Addressing the Challenge of Multiple Disk Failures in RAID
In 2007, Robin Harris raised concerns about the reliability of RAID5 configurations,
attributing potential issues to the growth in disk capacity without a corresponding improvement in specified disk reliability.
Harris theorized that during a rebuild, the likelihood of encountering a second disk failure,
specifically an Unrecoverable Read Error (URE), would become unacceptably high.
However, the original article's assumptions were flawed for several reasons:
- It incorrectly conflated complete disk failures with the inability to read a single sector.
- The reliability specifications were based on bitstreams rather than block devices.

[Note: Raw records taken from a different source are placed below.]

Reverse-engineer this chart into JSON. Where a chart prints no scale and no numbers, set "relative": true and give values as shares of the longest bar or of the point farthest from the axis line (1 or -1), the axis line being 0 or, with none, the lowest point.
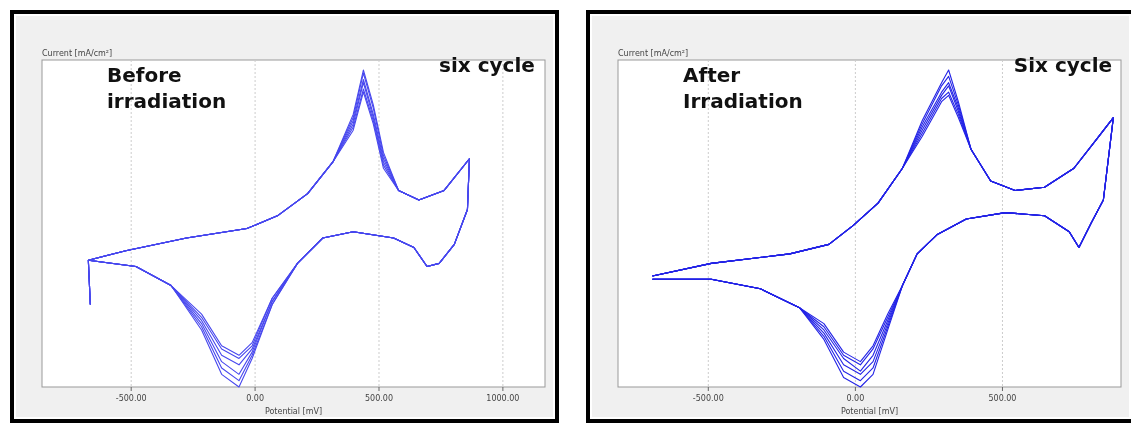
{
  "chart_data": [
    {
      "type": "line",
      "relative": true,
      "xlabel": "Potential [mV]",
      "ylabel": "Current [mA/cm²]",
      "annotations": [
        "Before irradiation",
        "six cycle"
      ],
      "grid": "x",
      "tick_labels": "x",
      "xlim": [
        -860,
        1170
      ],
      "xticks": [
        {
          "value": -500,
          "label": "-500.00"
        },
        {
          "value": 0,
          "label": "0.00"
        },
        {
          "value": 500,
          "label": "500.00"
        },
        {
          "value": 1000,
          "label": "1000.00"
        }
      ],
      "x": [
        -665,
        -673,
        -522,
        -277,
        -33,
        90,
        212,
        314,
        396,
        437,
        477,
        518,
        579,
        661,
        763,
        865,
        857,
        804,
        743,
        694,
        641,
        559,
        396,
        273,
        171,
        69,
        -12,
        -65,
        -135,
        -216,
        -339,
        -481,
        -673
      ],
      "series": [
        {
          "color": "#4747ee",
          "values": [
            0.26,
            0.4,
            0.43,
            0.47,
            0.5,
            0.54,
            0.61,
            0.71,
            0.86,
            1.0,
            0.89,
            0.74,
            0.62,
            0.59,
            0.62,
            0.72,
            0.56,
            0.45,
            0.39,
            0.38,
            0.44,
            0.47,
            0.49,
            0.47,
            0.39,
            0.26,
            0.09,
            0.0,
            0.04,
            0.18,
            0.32,
            0.38,
            0.4
          ]
        },
        {
          "color": "#4747ee",
          "values": [
            0.26,
            0.4,
            0.43,
            0.47,
            0.5,
            0.54,
            0.61,
            0.71,
            0.85,
            0.99,
            0.88,
            0.73,
            0.62,
            0.59,
            0.62,
            0.72,
            0.56,
            0.45,
            0.39,
            0.38,
            0.44,
            0.47,
            0.49,
            0.47,
            0.39,
            0.26,
            0.1,
            0.02,
            0.06,
            0.19,
            0.32,
            0.38,
            0.4
          ]
        },
        {
          "color": "#4747ee",
          "values": [
            0.26,
            0.4,
            0.43,
            0.47,
            0.5,
            0.54,
            0.61,
            0.71,
            0.84,
            0.97,
            0.86,
            0.72,
            0.62,
            0.59,
            0.62,
            0.72,
            0.56,
            0.45,
            0.39,
            0.38,
            0.44,
            0.47,
            0.49,
            0.47,
            0.39,
            0.27,
            0.11,
            0.04,
            0.08,
            0.2,
            0.32,
            0.38,
            0.4
          ]
        },
        {
          "color": "#4747ee",
          "values": [
            0.26,
            0.4,
            0.43,
            0.47,
            0.5,
            0.54,
            0.61,
            0.71,
            0.83,
            0.96,
            0.85,
            0.71,
            0.62,
            0.59,
            0.62,
            0.72,
            0.56,
            0.45,
            0.39,
            0.38,
            0.44,
            0.47,
            0.49,
            0.47,
            0.39,
            0.27,
            0.12,
            0.07,
            0.1,
            0.21,
            0.32,
            0.38,
            0.4
          ]
        },
        {
          "color": "#4747ee",
          "values": [
            0.26,
            0.4,
            0.43,
            0.47,
            0.5,
            0.54,
            0.61,
            0.71,
            0.82,
            0.94,
            0.84,
            0.7,
            0.62,
            0.59,
            0.62,
            0.72,
            0.56,
            0.45,
            0.39,
            0.38,
            0.44,
            0.47,
            0.49,
            0.47,
            0.39,
            0.28,
            0.13,
            0.09,
            0.12,
            0.22,
            0.32,
            0.38,
            0.4
          ]
        },
        {
          "color": "#4747ee",
          "values": [
            0.26,
            0.4,
            0.43,
            0.47,
            0.5,
            0.54,
            0.61,
            0.71,
            0.81,
            0.93,
            0.83,
            0.69,
            0.62,
            0.59,
            0.62,
            0.72,
            0.56,
            0.45,
            0.39,
            0.38,
            0.44,
            0.47,
            0.49,
            0.47,
            0.39,
            0.28,
            0.14,
            0.1,
            0.13,
            0.23,
            0.32,
            0.38,
            0.4
          ]
        }
      ]
    },
    {
      "type": "line",
      "relative": true,
      "xlabel": "Potential [mV]",
      "ylabel": "Current [mA/cm²]",
      "annotations": [
        "After Irradiation",
        "Six cycle"
      ],
      "grid": "x",
      "tick_labels": "x",
      "xlim": [
        -807,
        903
      ],
      "xticks": [
        {
          "value": -500,
          "label": "-500.00"
        },
        {
          "value": 0,
          "label": "0.00"
        },
        {
          "value": 500,
          "label": "500.00"
        }
      ],
      "x": [
        -690,
        -490,
        -223,
        -90,
        -7,
        77,
        160,
        227,
        293,
        317,
        350,
        393,
        460,
        543,
        643,
        743,
        827,
        877,
        843,
        803,
        760,
        727,
        643,
        510,
        377,
        277,
        210,
        160,
        110,
        60,
        17,
        -40,
        -107,
        -190,
        -323,
        -490,
        -690
      ],
      "series": [
        {
          "color": "#2323e6",
          "values": [
            0.35,
            0.39,
            0.42,
            0.45,
            0.51,
            0.58,
            0.69,
            0.84,
            0.96,
            1.0,
            0.9,
            0.75,
            0.65,
            0.62,
            0.63,
            0.69,
            0.79,
            0.85,
            0.59,
            0.52,
            0.44,
            0.49,
            0.54,
            0.55,
            0.53,
            0.48,
            0.42,
            0.32,
            0.18,
            0.04,
            0.0,
            0.03,
            0.15,
            0.25,
            0.31,
            0.34,
            0.34
          ]
        },
        {
          "color": "#2323e6",
          "values": [
            0.35,
            0.39,
            0.42,
            0.45,
            0.51,
            0.58,
            0.69,
            0.83,
            0.95,
            0.98,
            0.89,
            0.75,
            0.65,
            0.62,
            0.63,
            0.69,
            0.79,
            0.85,
            0.59,
            0.52,
            0.44,
            0.49,
            0.54,
            0.55,
            0.53,
            0.48,
            0.42,
            0.32,
            0.19,
            0.06,
            0.02,
            0.05,
            0.16,
            0.25,
            0.31,
            0.34,
            0.34
          ]
        },
        {
          "color": "#2323e6",
          "values": [
            0.35,
            0.39,
            0.42,
            0.45,
            0.51,
            0.58,
            0.69,
            0.82,
            0.93,
            0.96,
            0.88,
            0.75,
            0.65,
            0.62,
            0.63,
            0.69,
            0.79,
            0.85,
            0.59,
            0.52,
            0.44,
            0.49,
            0.54,
            0.55,
            0.53,
            0.48,
            0.42,
            0.32,
            0.2,
            0.08,
            0.04,
            0.07,
            0.17,
            0.25,
            0.31,
            0.34,
            0.34
          ]
        },
        {
          "color": "#2323e6",
          "values": [
            0.35,
            0.39,
            0.42,
            0.45,
            0.51,
            0.58,
            0.69,
            0.81,
            0.92,
            0.95,
            0.87,
            0.75,
            0.65,
            0.62,
            0.63,
            0.69,
            0.79,
            0.85,
            0.59,
            0.52,
            0.44,
            0.49,
            0.54,
            0.55,
            0.53,
            0.48,
            0.42,
            0.32,
            0.21,
            0.1,
            0.05,
            0.09,
            0.18,
            0.25,
            0.31,
            0.34,
            0.34
          ]
        },
        {
          "color": "#2323e6",
          "values": [
            0.35,
            0.39,
            0.42,
            0.45,
            0.51,
            0.58,
            0.69,
            0.8,
            0.91,
            0.93,
            0.86,
            0.75,
            0.65,
            0.62,
            0.63,
            0.69,
            0.79,
            0.85,
            0.59,
            0.52,
            0.44,
            0.49,
            0.54,
            0.55,
            0.53,
            0.48,
            0.42,
            0.32,
            0.22,
            0.12,
            0.07,
            0.1,
            0.19,
            0.25,
            0.31,
            0.34,
            0.34
          ]
        },
        {
          "color": "#2323e6",
          "values": [
            0.35,
            0.39,
            0.42,
            0.45,
            0.51,
            0.58,
            0.69,
            0.79,
            0.9,
            0.92,
            0.85,
            0.75,
            0.65,
            0.62,
            0.63,
            0.69,
            0.79,
            0.85,
            0.59,
            0.52,
            0.44,
            0.49,
            0.54,
            0.55,
            0.53,
            0.48,
            0.42,
            0.32,
            0.23,
            0.13,
            0.08,
            0.11,
            0.2,
            0.25,
            0.31,
            0.34,
            0.34
          ]
        }
      ]
    }
  ]
}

- Vendor-declared data about disk reliability tends to be conservative.
Vendors often claim that the probability of encountering a URE is one bit in 10^14 to 10^15.
If disks truly adhered to these specifications, reading the disk back after a single write would often be impossible.
Therefore, as of 2015, URE is not a significant concern for RAID5 configurations.
Instead, the primary causes of data loss in RAID5 setups are either common-mode disk failures or delays in
replacing a failed disk promptly. Quick replacement within a day or two is crucial,
as opposed to postponing the replacement for an extended period. In statistical simulations of reliability,
disk failures are treated as independent events. However, in reality, failures related
to environmental conditions (such as lightning strikes) or firmware bugs (as seen in Seagate 7200.11)
are often interdependent and potentially more prevalent than individual disk failures.
Instances of entire disk packs failing over a few hours have been observed in the case of Seagate 7200.11 disks.
Due to the substantial probability of common-mode failures, which cannot be entirely eliminated from the system,
it is crucial to recognize that RAID is not a substitute for a comprehensive backup strategy.